Supplies fell 2.81 million barrels to 344.5 million last week, the Energy Department said today. Stockpiles were forecast to drop 2.1 million barrels, according to analysts surveyed by Bloomberg News. Refineries operated at 87.9 percent of capacity, the most since August. Oil also climbed as a global equity rally raised optimism that the economy will strengthen.
“The major reason for today’s rise is the correlation between equities and oil,” said Bill O’Grady, the chief markets strategist at St. Louis-based Confluence Investment Management LLC, an investment advisory company. “The drop in crude-oil stocks was a little bigger than forecast. Earnings are better than expected and that’s pushing up stocks and oil.”

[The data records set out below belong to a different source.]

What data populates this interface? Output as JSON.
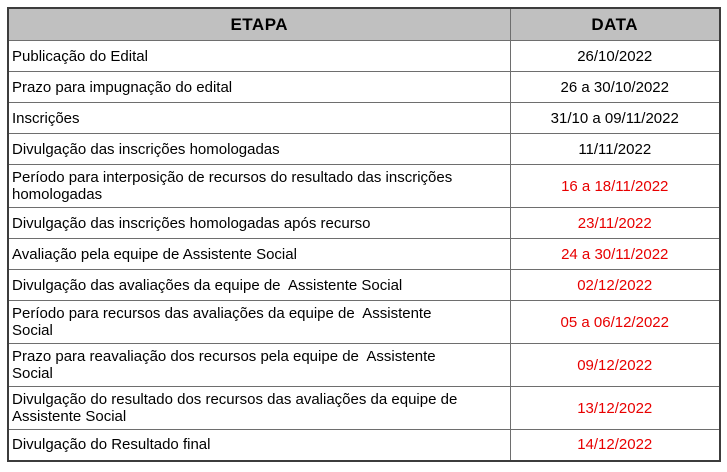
{
  "table": {
    "headers": {
      "etapa": "ETAPA",
      "data": "DATA"
    },
    "rows": [
      {
        "etapa": "Publicação do Edital",
        "data": "26/10/2022",
        "date_color": "black"
      },
      {
        "etapa": "Prazo para impugnação do edital",
        "data": "26 a 30/10/2022",
        "date_color": "black"
      },
      {
        "etapa": "Inscrições",
        "data": "31/10 a 09/11/2022",
        "date_color": "black"
      },
      {
        "etapa": "Divulgação das inscrições homologadas",
        "data": "11/11/2022",
        "date_color": "black"
      },
      {
        "etapa": "Período para interposição de recursos do resultado das inscrições\nhomologadas",
        "data": "16 a 18/11/2022",
        "date_color": "red"
      },
      {
        "etapa": "Divulgação das inscrições homologadas após recurso",
        "data": "23/11/2022",
        "date_color": "red"
      },
      {
        "etapa": "Avaliação pela equipe de Assistente Social",
        "data": "24 a 30/11/2022",
        "date_color": "red"
      },
      {
        "etapa": "Divulgação das avaliações da equipe de  Assistente Social",
        "data": "02/12/2022",
        "date_color": "red"
      },
      {
        "etapa": "Período para recursos das avaliações da equipe de  Assistente\nSocial",
        "data": "05 a 06/12/2022",
        "date_color": "red"
      },
      {
        "etapa": "Prazo para reavaliação dos recursos pela equipe de  Assistente\nSocial",
        "data": "09/12/2022",
        "date_color": "red"
      },
      {
        "etapa": "Divulgação do resultado dos recursos das avaliações da equipe de\nAssistente Social",
        "data": "13/12/2022",
        "date_color": "red"
      },
      {
        "etapa": "Divulgação do Resultado final",
        "data": "14/12/2022",
        "date_color": "red"
      }
    ],
    "colors": {
      "black": "#000000",
      "red": "#e80000",
      "header_bg": "#c0c0c0"
    }
  }
}
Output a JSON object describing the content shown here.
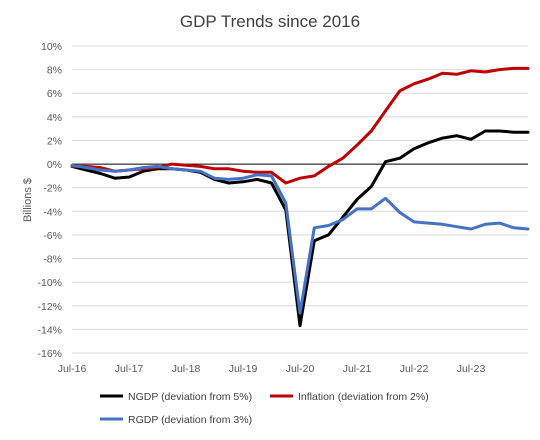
{
  "chart_data": {
    "type": "line",
    "title": "GDP Trends since 2016",
    "xlabel": "",
    "ylabel": "Billions $",
    "ylim": [
      -16,
      10
    ],
    "y_ticks": [
      10,
      8,
      6,
      4,
      2,
      0,
      -2,
      -4,
      -6,
      -8,
      -10,
      -12,
      -14,
      -16
    ],
    "y_tick_labels": [
      "10%",
      "8%",
      "6%",
      "4%",
      "2%",
      "0%",
      "-2%",
      "-4%",
      "-6%",
      "-8%",
      "-10%",
      "-12%",
      "-14%",
      "-16%"
    ],
    "x_tick_labels": [
      "Jul-16",
      "Jul-17",
      "Jul-18",
      "Jul-19",
      "Jul-20",
      "Jul-21",
      "Jul-22",
      "Jul-23"
    ],
    "grid": "horizontal",
    "legend_position": "bottom",
    "x_start": "Jul-16",
    "x_step": "quarter",
    "series": [
      {
        "name": "NGDP (deviation from 5%)",
        "color": "#000000",
        "values": [
          -0.2,
          -0.5,
          -0.8,
          -1.2,
          -1.1,
          -0.6,
          -0.4,
          -0.4,
          -0.5,
          -0.7,
          -1.3,
          -1.6,
          -1.5,
          -1.3,
          -1.6,
          -3.9,
          -13.7,
          -6.5,
          -6.0,
          -4.5,
          -3.0,
          -1.9,
          0.2,
          0.5,
          1.3,
          1.8,
          2.2,
          2.4,
          2.1,
          2.8,
          2.8,
          2.7,
          2.7
        ]
      },
      {
        "name": "Inflation (deviation from 2%)",
        "color": "#c00000",
        "values": [
          -0.2,
          -0.2,
          -0.3,
          -0.6,
          -0.5,
          -0.4,
          -0.3,
          0.0,
          -0.1,
          -0.2,
          -0.4,
          -0.4,
          -0.6,
          -0.7,
          -0.7,
          -1.6,
          -1.2,
          -1.0,
          -0.2,
          0.5,
          1.6,
          2.8,
          4.5,
          6.2,
          6.8,
          7.2,
          7.7,
          7.6,
          7.9,
          7.8,
          8.0,
          8.1,
          8.1
        ]
      },
      {
        "name": "RGDP (deviation from 3%)",
        "color": "#4472c4",
        "values": [
          -0.1,
          -0.3,
          -0.5,
          -0.6,
          -0.5,
          -0.3,
          -0.2,
          -0.4,
          -0.5,
          -0.6,
          -1.2,
          -1.3,
          -1.2,
          -0.9,
          -1.0,
          -3.3,
          -12.6,
          -5.4,
          -5.2,
          -4.7,
          -3.8,
          -3.8,
          -2.9,
          -4.1,
          -4.9,
          -5.0,
          -5.1,
          -5.3,
          -5.5,
          -5.1,
          -5.0,
          -5.4,
          -5.5
        ]
      }
    ]
  }
}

Crude oil for August delivery rose 89 cents, or 1.5 percent, to $60.41 a barrel at 10:54 a.m. on the New York Mercantile Exchange. Futures traded at $60.81 a barrel before the release of the report at 10:30 a.m. in Washington.
Gasoline inventories climbed 1.44 million barrels to 214.6 million, the highest since April, the report showed. Supplies were forecast to increase 875,000 barrels, according to the median of 14 estimates by analysts in the Bloomberg News survey.
Industrial production in the U.S. fell in June at the slowest pace in eight months, adding to signs the worst of the recession is over.
Factory Output
The 0.4 percent decrease in output at factories, mines and utilities was smaller than forecast and followed a revised 1.2 percent drop in May, Federal Reserve figures showed today in Washington. Production was forecast to fall 0.6 percent after a previously reported 1.1 percent drop in May, according to the median estimate of 73 economists surveyed by Bloomberg News.
Other reports today showed manufacturing in the New York region shrank this month at the slowest pace in more than a year and the cost of living rose more than forecast in June.
Nigeria’s main rebel group threatened to call off a 60-day cease-fire announced overnight following reports that the military is planning to raid one of its camps in the oil-rich Niger Delta region.
The cease-fire will be suspended “with immediate effect” should reports of an attack prove true, Jomo Gbomo, a spokesman for the Movement for the Emancipation of the Niger Delta, said in an e-mailed statement today.
Attacks on facilities in the delta region, home to Nigeria’s oil industry, have cut more than 20 percent of the nation’s oil exports since 2006.